Young's theorem (Fourier coefficients)
The set of Young on Fourier coefficients is a classic theorem of mathematical sub-region of the harmonic analysis . It goes back to the English mathematician William Henry Young and deals with the question of which zero sequences occur as sequences of Fourier coefficients of Lebesgue integrable real functions . As the mathematician Jürgen Elstrodt notes in his textbook Measurement and Integration Theory , this question is considered a difficult problem in the theory of Fourier series . The sentence mentioned is one of the most beautiful sentences by Young .
Formulation of the sentence
The sentence can be formulated as follows:
- Is a convex zero sequence of positive real numbers ,
- so the series formed from this is the Fourier series of a Lebesgue integrable even function ,
- that is, there is a Lebesgue integrable even function such
- that the equation is always true .
Explanations
- In sequence theory, a delta operator is used , which works in such a way that it assigns the sequence of successive differences to a sequence of real numbers (or a sequence of complex numbers or, more generally, a sequence in an Abelian group ) . This goes over to the new episode .
- The double application of the delta operator to the sequence results in the further sequence .
- A sequence of real numbers is called a convex sequence if the inequality is always satisfied.
- The mentioned convexity condition means that the inequality always exists.
literature
- Jürgen Elstrodt : Measure and integration theory (= Springer textbook - basic knowledge of mathematics ). 7th, corrected and updated edition.
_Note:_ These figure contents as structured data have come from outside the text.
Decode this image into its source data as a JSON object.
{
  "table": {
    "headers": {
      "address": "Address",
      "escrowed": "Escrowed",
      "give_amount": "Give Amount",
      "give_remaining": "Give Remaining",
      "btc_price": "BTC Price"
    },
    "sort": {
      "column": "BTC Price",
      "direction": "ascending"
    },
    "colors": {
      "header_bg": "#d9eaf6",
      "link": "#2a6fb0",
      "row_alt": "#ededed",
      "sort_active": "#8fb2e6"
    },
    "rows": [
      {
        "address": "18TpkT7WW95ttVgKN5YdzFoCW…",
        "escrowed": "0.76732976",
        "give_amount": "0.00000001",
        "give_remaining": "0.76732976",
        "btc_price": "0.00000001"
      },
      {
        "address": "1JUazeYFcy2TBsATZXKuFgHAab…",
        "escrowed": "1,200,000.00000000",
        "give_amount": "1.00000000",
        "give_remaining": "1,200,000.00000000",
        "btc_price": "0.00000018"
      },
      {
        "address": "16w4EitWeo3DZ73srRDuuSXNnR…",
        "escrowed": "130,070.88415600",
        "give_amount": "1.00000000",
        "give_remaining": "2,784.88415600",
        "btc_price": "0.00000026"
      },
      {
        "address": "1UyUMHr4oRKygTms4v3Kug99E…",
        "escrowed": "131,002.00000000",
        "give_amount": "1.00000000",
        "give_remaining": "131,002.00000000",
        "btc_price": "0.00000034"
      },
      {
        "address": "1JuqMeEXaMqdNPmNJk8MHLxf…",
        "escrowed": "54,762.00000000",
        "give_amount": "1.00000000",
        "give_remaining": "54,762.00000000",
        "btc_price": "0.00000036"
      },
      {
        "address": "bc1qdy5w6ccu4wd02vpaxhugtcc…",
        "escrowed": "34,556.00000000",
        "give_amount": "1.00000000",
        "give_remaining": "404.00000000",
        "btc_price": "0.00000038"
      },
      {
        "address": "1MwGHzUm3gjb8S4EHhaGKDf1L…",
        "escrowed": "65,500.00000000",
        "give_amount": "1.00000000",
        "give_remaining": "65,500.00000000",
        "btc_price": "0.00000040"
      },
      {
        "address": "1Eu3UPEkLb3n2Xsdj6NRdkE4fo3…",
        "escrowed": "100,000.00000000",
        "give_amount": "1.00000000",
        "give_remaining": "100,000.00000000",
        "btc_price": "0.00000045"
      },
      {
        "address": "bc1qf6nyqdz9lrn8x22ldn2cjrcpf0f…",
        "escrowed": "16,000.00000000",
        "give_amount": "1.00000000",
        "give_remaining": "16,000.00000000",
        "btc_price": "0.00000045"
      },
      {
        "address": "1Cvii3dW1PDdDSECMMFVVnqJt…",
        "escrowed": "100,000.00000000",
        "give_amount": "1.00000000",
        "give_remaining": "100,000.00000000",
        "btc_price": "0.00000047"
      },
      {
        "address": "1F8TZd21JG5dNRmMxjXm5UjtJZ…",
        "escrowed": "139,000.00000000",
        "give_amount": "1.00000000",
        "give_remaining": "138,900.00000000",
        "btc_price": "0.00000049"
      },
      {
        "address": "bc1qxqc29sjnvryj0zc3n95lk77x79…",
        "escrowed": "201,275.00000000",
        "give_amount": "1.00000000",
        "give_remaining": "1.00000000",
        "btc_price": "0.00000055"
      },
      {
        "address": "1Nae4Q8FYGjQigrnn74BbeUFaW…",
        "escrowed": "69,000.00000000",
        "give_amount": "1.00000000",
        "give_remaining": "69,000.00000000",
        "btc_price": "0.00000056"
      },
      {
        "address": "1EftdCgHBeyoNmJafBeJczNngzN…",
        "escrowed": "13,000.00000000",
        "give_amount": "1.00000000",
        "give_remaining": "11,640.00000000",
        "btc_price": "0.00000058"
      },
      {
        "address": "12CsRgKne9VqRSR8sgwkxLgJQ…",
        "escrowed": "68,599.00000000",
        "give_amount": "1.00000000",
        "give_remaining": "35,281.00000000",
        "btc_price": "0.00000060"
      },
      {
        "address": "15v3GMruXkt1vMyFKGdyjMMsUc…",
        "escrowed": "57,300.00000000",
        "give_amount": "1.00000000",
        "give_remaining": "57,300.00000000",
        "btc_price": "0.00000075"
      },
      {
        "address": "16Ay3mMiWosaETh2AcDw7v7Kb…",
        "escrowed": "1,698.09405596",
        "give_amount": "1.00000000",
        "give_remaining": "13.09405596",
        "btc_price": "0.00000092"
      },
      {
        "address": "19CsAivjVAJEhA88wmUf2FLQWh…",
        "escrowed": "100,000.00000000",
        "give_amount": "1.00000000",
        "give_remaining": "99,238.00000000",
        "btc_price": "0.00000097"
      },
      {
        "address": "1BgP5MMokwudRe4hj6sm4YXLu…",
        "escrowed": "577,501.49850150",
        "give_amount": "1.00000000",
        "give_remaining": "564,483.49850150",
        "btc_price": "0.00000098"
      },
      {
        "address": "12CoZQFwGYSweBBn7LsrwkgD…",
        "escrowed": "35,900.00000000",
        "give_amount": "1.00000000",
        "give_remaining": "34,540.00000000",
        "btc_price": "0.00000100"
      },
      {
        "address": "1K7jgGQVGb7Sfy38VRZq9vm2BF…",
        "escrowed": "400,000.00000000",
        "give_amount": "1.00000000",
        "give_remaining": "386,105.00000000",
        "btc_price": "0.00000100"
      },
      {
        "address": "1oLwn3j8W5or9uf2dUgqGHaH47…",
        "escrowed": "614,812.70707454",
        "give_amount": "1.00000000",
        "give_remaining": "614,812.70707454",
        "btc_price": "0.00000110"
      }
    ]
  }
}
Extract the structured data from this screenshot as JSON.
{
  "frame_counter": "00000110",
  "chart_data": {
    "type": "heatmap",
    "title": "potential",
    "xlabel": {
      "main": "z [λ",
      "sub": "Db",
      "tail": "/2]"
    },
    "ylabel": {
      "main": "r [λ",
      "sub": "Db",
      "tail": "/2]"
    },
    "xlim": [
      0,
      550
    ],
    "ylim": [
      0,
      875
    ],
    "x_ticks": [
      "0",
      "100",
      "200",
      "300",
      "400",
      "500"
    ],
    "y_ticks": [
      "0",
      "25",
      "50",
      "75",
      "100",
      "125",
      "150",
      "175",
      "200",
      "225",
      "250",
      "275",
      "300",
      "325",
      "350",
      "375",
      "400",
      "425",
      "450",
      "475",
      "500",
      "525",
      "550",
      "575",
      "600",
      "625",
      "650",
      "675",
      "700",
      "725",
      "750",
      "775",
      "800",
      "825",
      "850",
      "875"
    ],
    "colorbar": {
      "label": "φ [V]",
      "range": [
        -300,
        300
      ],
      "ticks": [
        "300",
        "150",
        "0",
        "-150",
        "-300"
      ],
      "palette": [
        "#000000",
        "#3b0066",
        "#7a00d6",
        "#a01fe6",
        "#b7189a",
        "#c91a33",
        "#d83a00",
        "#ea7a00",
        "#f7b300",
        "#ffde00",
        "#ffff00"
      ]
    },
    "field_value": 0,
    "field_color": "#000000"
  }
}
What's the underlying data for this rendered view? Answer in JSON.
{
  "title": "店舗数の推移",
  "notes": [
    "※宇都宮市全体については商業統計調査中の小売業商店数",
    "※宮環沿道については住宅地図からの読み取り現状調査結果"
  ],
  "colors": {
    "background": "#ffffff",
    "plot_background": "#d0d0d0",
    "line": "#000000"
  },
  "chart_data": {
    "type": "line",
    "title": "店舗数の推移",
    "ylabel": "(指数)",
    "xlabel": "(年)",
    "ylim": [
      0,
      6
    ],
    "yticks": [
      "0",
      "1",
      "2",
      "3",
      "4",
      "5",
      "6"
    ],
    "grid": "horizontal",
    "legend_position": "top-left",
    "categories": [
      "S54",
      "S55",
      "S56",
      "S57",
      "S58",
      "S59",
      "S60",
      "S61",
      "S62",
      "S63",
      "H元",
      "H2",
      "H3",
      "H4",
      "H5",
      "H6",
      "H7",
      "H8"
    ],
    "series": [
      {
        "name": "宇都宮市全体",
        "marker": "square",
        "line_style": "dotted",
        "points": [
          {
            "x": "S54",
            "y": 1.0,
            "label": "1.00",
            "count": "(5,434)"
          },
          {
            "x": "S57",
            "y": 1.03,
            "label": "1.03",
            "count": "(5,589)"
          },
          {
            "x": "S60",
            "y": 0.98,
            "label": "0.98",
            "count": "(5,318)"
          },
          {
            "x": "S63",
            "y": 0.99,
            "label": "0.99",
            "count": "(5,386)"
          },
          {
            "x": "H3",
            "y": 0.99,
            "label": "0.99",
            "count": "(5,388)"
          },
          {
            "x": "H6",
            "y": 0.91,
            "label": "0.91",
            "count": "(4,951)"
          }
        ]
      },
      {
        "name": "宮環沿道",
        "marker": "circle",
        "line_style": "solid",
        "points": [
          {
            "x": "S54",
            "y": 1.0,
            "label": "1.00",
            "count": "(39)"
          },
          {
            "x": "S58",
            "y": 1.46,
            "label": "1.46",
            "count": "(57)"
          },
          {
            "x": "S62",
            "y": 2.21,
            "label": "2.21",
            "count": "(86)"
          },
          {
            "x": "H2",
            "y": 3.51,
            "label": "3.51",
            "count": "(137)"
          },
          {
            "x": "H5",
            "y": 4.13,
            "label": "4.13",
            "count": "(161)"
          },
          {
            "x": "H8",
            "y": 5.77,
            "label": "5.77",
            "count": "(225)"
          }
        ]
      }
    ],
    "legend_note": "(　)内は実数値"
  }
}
Springer-Verlag , Heidelberg (inter alia) 2011, ISBN 978-3-642-17904-4 .
- Živorad Tomovski : Convergence and integrability for some classes of trigonometric series . In: Dissertationes Mathematicae (Rozprawy Matematyczne) . tape 420 , 2003 ( MR2030824 ).
- Antoni Zygmund : Trigonometric Series. Volumes I and II . Reprinting of the 1968 Version of the Second Edition. 2nd Edition. Cambridge University Press , Cambridge, London, New York, Melbourne 1977, ISBN 0-521-07477-0 ( MR0617944 ).